Historic school building in Colorado, US

Black Forest School or Old Log School of Black Forest is a historic school in Black Forest, Colorado. It is a National Register of Historic Places listing and is one of the schools on a multiple submission of "Rural School Buildings in Colorado" for the Colorado State Register of Historic Properties.

Between 1922 and 1945 the building was used as a school house, church and community center building. The school closed in 1945. It was a residence for a county worker and his family from 1947 to 1977. The Friends of the Black Forest Log School was formed to save and restore the building. By 2000, the restoration of the school house was completed and, it is now used for community activities and tours.

==History==

===School house===
The one-room school house was built in 1920-1921 by Black Forest community residents, who also provided the land and building materials. It was the first public building in the Black Forest area. The building, 32 by 22 feet, was constructed with Ponderosa logs. The school room was heated by a coal burning stove with a red brick chimney. It had a well and an outhouse. Children were taught the first to eighth grades beginning in the fall of 1922. In addition to education of children, the building was also used as a church on Sundays, a summer Bible school for children in the summer, and for other events. In 1925, an addition was added to the front of the building for a cloakroom and to store coal. The school closed in 1945 and was consolidated with other rural schools, such as the Forest View School which was 5 miles to the southeast of the Black Forest School.

===Residence===
From 1947 to 1977 the school house was the residence of a man who worked for the county road commission and his family. In 1947, the building was converted to a 2 bedroom home with a living room and kitchen. Electricity was brought into the home, a septic system was added and a new well was dug for the home. Indoor plumbing was installed in one side of the addition in 1951, and a utility room was added to the other side in 1975. The property was abandoned by the county in 1981.

===Restoration===
After the school house had been abandoned, the volunteer Friends of the Black Forest Log School began work to have the school restored. In 1992, they submitted an application to the National Register of Historic Places. Community residents volunteered time and donated monies to restore the school. Boy scouts replaced chinking and stained the logs. The Colorado Historical Fund provided funds for much of the major renovation work. It took 2 years to complete the work on the interior. Some of the original structure remains, such as all but 2 of the original logs and the wooden floor. A new foundation was built to solve a drainage problem. The school house was restored by 2000 with a pot-bellied stove, chalkboard, desks, coal, toys and school supplies. The school house is used for community activities, such as "pot lucks, story times and holiday events." Tours are given by the Friends of the Black Forest Log School from 12 to 3 on Thursdays in the summer.
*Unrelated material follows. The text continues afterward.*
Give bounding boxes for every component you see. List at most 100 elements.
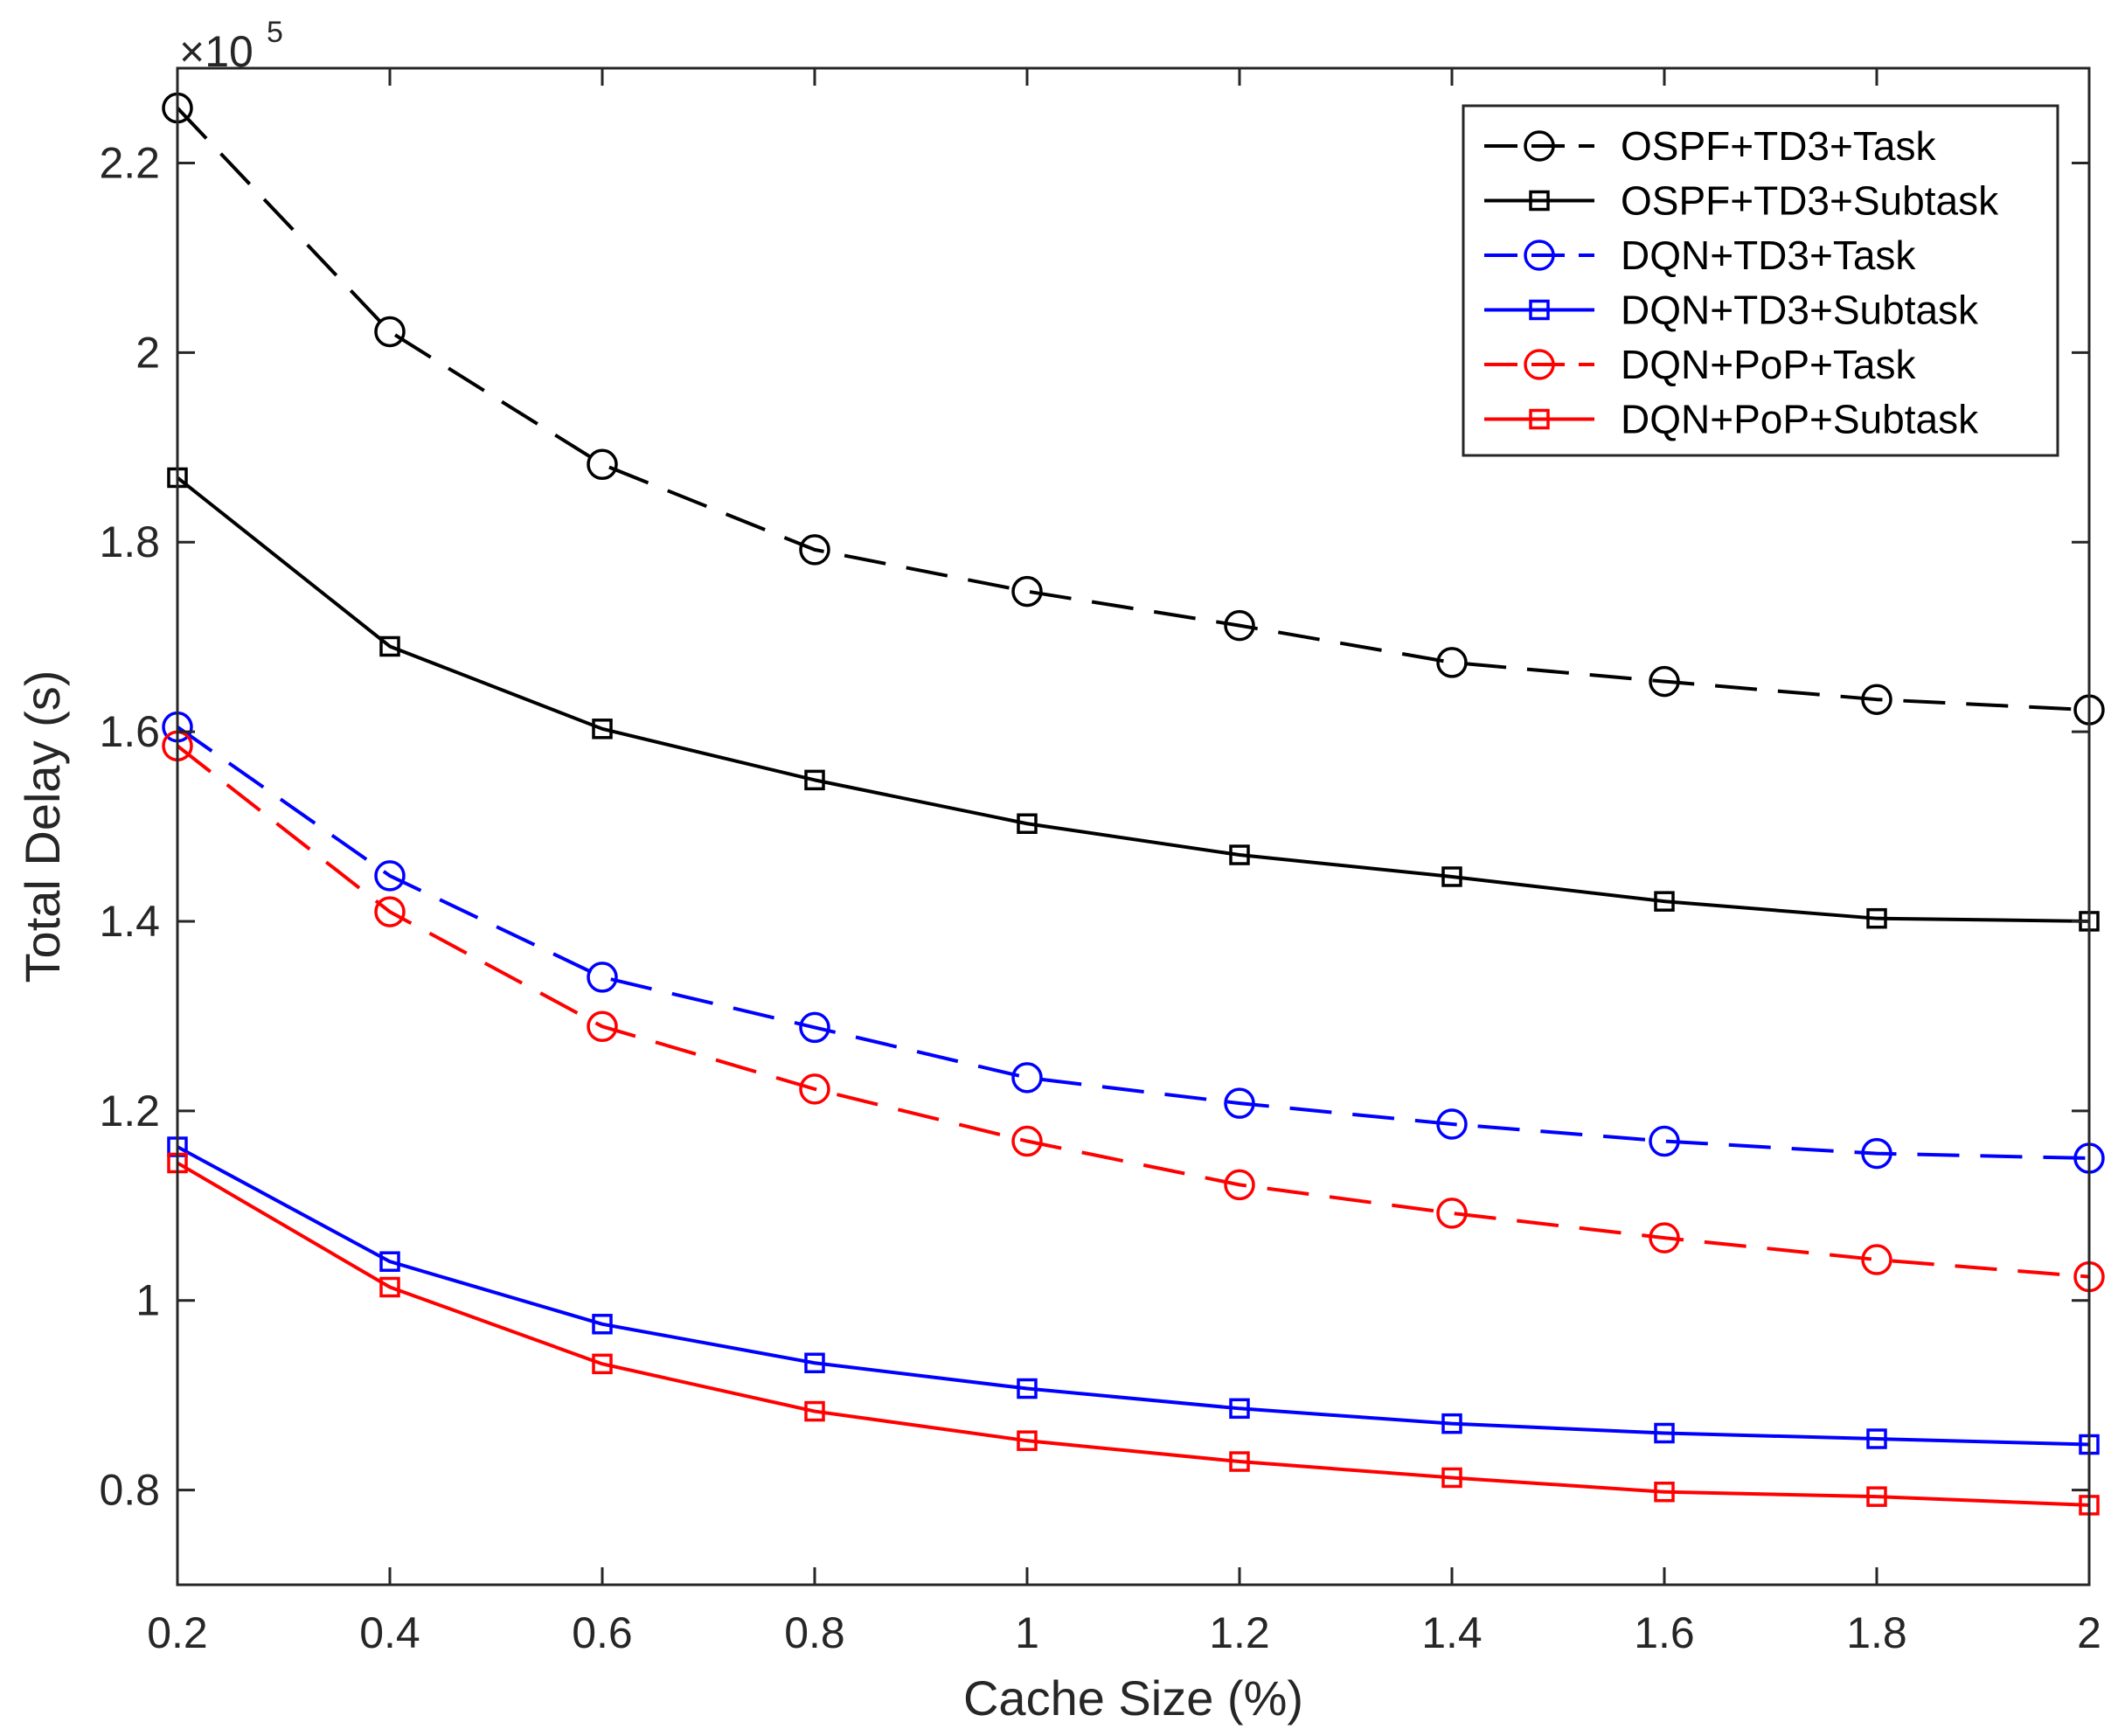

The Friends of the Black Forest Log School was incorporated in 2009.

==Anniversary celebration==
In 2012, a 90th anniversary celebration was held during the summer. The building had several public openings and celebrations, including games of hopscotch, tug of war and jump rope.

==Other log buildings==
Near the school house are other log buildings, including a Black Forest store built in the late 1920s, a Community Hall completed in 1929, and a log church completed in 1940.